Firstly, on Monday evening Vicky and I listened back to the session recorded on my birthday, which featured quite a lot of my saz playing, and this got me thinking about where I want to take it, about the development of technique and the need for a more disciplined approach.

Then, yesterday (Tuesday) afternoon, I put on a a saz instruction video-CD (which appears to be an English edition of this, given to me by James T Drone as a birthday present - his parents had just brought it back from Turkey. Watching the first section on the correct method of holding the instrument brought home to me the rather striking fact that after eleven years of owning and playing this instrument, I have made almost no effort whatsoever to find out how it is "supposed to be" played. This was partially a conscious decision at first, in order to allow my own style to develop, but now I think it might be time to learn some traditional Turkish technique which I can integrate with everything else I do on the saz.

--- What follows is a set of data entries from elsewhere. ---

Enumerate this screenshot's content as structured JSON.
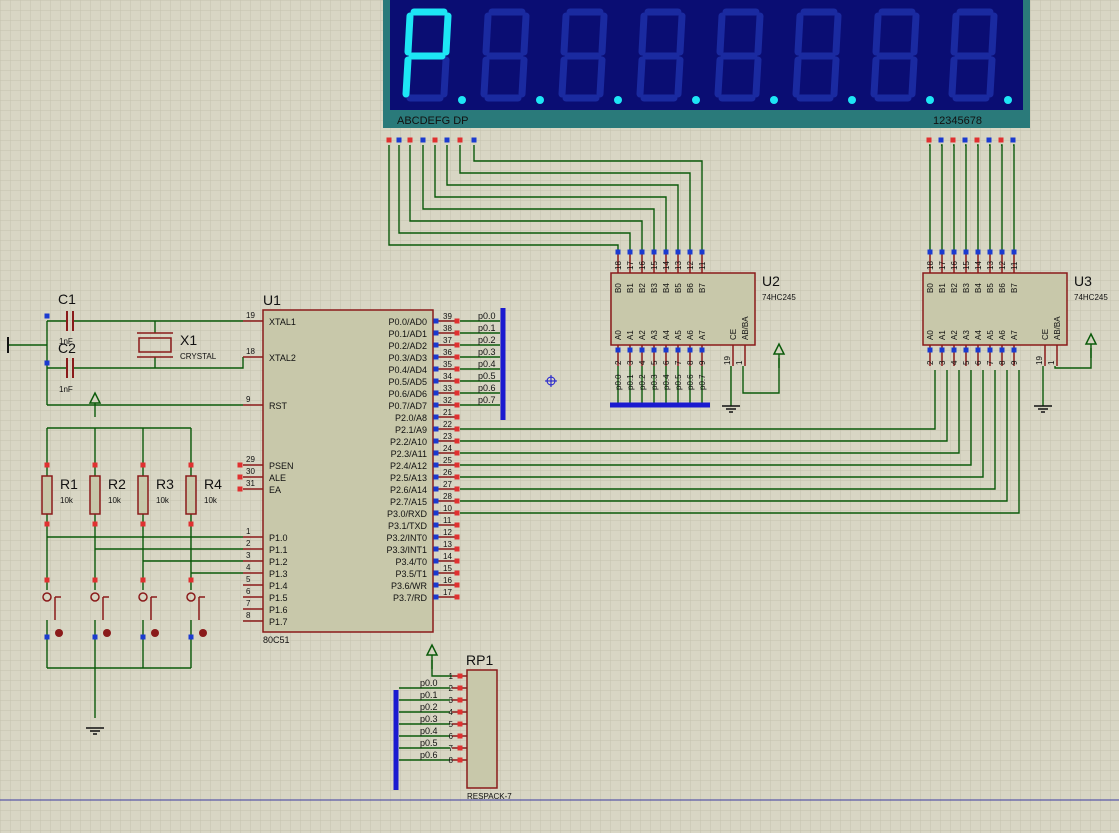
{
  "display": {
    "digit_text": "P",
    "seg_label": "ABCDEFG DP",
    "dig_label": "12345678",
    "colors": {
      "frame": "#2a7a7a",
      "background": "#0a0d73",
      "segment_on": "#1de6f5",
      "segment_off": "#1a2aa0"
    }
  },
  "u1": {
    "ref": "U1",
    "part": "80C51",
    "left_pins": [
      {
        "num": "19",
        "name": "XTAL1"
      },
      {
        "num": "18",
        "name": "XTAL2"
      },
      {
        "num": "9",
        "name": "RST"
      },
      {
        "num": "29",
        "name": "PSEN"
      },
      {
        "num": "30",
        "name": "ALE"
      },
      {
        "num": "31",
        "name": "EA"
      },
      {
        "num": "1",
        "name": "P1.0"
      },
      {
        "num": "2",
        "name": "P1.1"
      },
      {
        "num": "3",
        "name": "P1.2"
      },
      {
        "num": "4",
        "name": "P1.3"
      },
      {
        "num": "5",
        "name": "P1.4"
      },
      {
        "num": "6",
        "name": "P1.5"
      },
      {
        "num": "7",
        "name": "P1.6"
      },
      {
        "num": "8",
        "name": "P1.7"
      }
    ],
    "right_pins": [
      {
        "num": "39",
        "name": "P0.0/AD0",
        "net": "p0.0"
      },
      {
        "num": "38",
        "name": "P0.1/AD1",
        "net": "p0.1"
      },
      {
        "num": "37",
        "name": "P0.2/AD2",
        "net": "p0.2"
      },
      {
        "num": "36",
        "name": "P0.3/AD3",
        "net": "p0.3"
      },
      {
        "num": "35",
        "name": "P0.4/AD4",
        "net": "p0.4"
      },
      {
        "num": "34",
        "name": "P0.5/AD5",
        "net": "p0.5"
      },
      {
        "num": "33",
        "name": "P0.6/AD6",
        "net": "p0.6"
      },
      {
        "num": "32",
        "name": "P0.7/AD7",
        "net": "p0.7"
      },
      {
        "num": "21",
        "name": "P2.0/A8",
        "net": ""
      },
      {
        "num": "22",
        "name": "P2.1/A9",
        "net": ""
      },
      {
        "num": "23",
        "name": "P2.2/A10",
        "net": ""
      },
      {
        "num": "24",
        "name": "P2.3/A11",
        "net": ""
      },
      {
        "num": "25",
        "name": "P2.4/A12",
        "net": ""
      },
      {
        "num": "26",
        "name": "P2.5/A13",
        "net": ""
      },
      {
        "num": "27",
        "name": "P2.6/A14",
        "net": ""
      },
      {
        "num": "28",
        "name": "P2.7/A15",
        "net": ""
      },
      {
        "num": "10",
        "name": "P3.0/RXD",
        "net": ""
      },
      {
        "num": "11",
        "name": "P3.1/TXD",
        "net": ""
      },
      {
        "num": "12",
        "name": "P3.2/INT0",
        "net": ""
      },
      {
        "num": "13",
        "name": "P3.3/INT1",
        "net": ""
      },
      {
        "num": "14",
        "name": "P3.4/T0",
        "net": ""
      },
      {
        "num": "15",
        "name": "P3.5/T1",
        "net": ""
      },
      {
        "num": "16",
        "name": "P3.6/WR",
        "net": ""
      },
      {
        "num": "17",
        "name": "P3.7/RD",
        "net": ""
      }
    ]
  },
  "u2": {
    "ref": "U2",
    "part": "74HC245",
    "b_pins": [
      {
        "num": "18",
        "name": "B0"
      },
      {
        "num": "17",
        "name": "B1"
      },
      {
        "num": "16",
        "name": "B2"
      },
      {
        "num": "15",
        "name": "B3"
      },
      {
        "num": "14",
        "name": "B4"
      },
      {
        "num": "13",
        "name": "B5"
      },
      {
        "num": "12",
        "name": "B6"
      },
      {
        "num": "11",
        "name": "B7"
      }
    ],
    "a_pins": [
      {
        "num": "2",
        "name": "A0",
        "net": "p0.0"
      },
      {
        "num": "3",
        "name": "A1",
        "net": "p0.1"
      },
      {
        "num": "4",
        "name": "A2",
        "net": "p0.2"
      },
      {
        "num": "5",
        "name": "A3",
        "net": "p0.3"
      },
      {
        "num": "6",
        "name": "A4",
        "net": "p0.4"
      },
      {
        "num": "7",
        "name": "A5",
        "net": "p0.5"
      },
      {
        "num": "8",
        "name": "A6",
        "net": "p0.6"
      },
      {
        "num": "9",
        "name": "A7",
        "net": "p0.7"
      }
    ],
    "ctrl": [
      {
        "num": "19",
        "name": "CE"
      },
      {
        "num": "1",
        "name": "AB/BA"
      }
    ]
  },
  "u3": {
    "ref": "U3",
    "part": "74HC245",
    "b_pins": [
      {
        "num": "18",
        "name": "B0"
      },
      {
        "num": "17",
        "name": "B1"
      },
      {
        "num": "16",
        "name": "B2"
      },
      {
        "num": "15",
        "name": "B3"
      },
      {
        "num": "14",
        "name": "B4"
      },
      {
        "num": "13",
        "name": "B5"
      },
      {
        "num": "12",
        "name": "B6"
      },
      {
        "num": "11",
        "name": "B7"
      }
    ],
    "a_pins": [
      {
        "num": "2",
        "name": "A0"
      },
      {
        "num": "3",
        "name": "A1"
      },
      {
        "num": "4",
        "name": "A2"
      },
      {
        "num": "5",
        "name": "A3"
      },
      {
        "num": "6",
        "name": "A4"
      },
      {
        "num": "7",
        "name": "A5"
      },
      {
        "num": "8",
        "name": "A6"
      },
      {
        "num": "9",
        "name": "A7"
      }
    ],
    "ctrl": [
      {
        "num": "19",
        "name": "CE"
      },
      {
        "num": "1",
        "name": "AB/BA"
      }
    ]
  },
  "rp1": {
    "ref": "RP1",
    "part": "RESPACK-7",
    "pins": [
      {
        "num": "1",
        "net": ""
      },
      {
        "num": "2",
        "net": "p0.0"
      },
      {
        "num": "3",
        "net": "p0.1"
      },
      {
        "num": "4",
        "net": "p0.2"
      },
      {
        "num": "5",
        "net": "p0.3"
      },
      {
        "num": "6",
        "net": "p0.4"
      },
      {
        "num": "7",
        "net": "p0.5"
      },
      {
        "num": "8",
        "net": "p0.6"
      }
    ]
  },
  "passives": {
    "c1": {
      "ref": "C1",
      "value": "1nF"
    },
    "c2": {
      "ref": "C2",
      "value": "1nF"
    },
    "x1": {
      "ref": "X1",
      "value": "CRYSTAL"
    },
    "resistors": [
      {
        "ref": "R1",
        "value": "10k"
      },
      {
        "ref": "R2",
        "value": "10k"
      },
      {
        "ref": "R3",
        "value": "10k"
      },
      {
        "ref": "R4",
        "value": "10k"
      }
    ]
  }
}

A few hours later, I was sitting listening to Simon Cassell, struck by the amount of effort and discipline which must have gone into learning to play and sing traditional Turkish (and central Asian) songs from several different traditions. This didn't undermine my confidence in the value of my own approach to the instrument, but it certainly added another perspective to the picture.


Blogger Tom Kerswill said...

I didn't even really know what a Saz was before reading this. I'm still not entirely sure ;-)! I really like the sound of the session that you mention above.. the bass sounds lovely too.

That rich sound has encouraged me to play the bazouki a little more!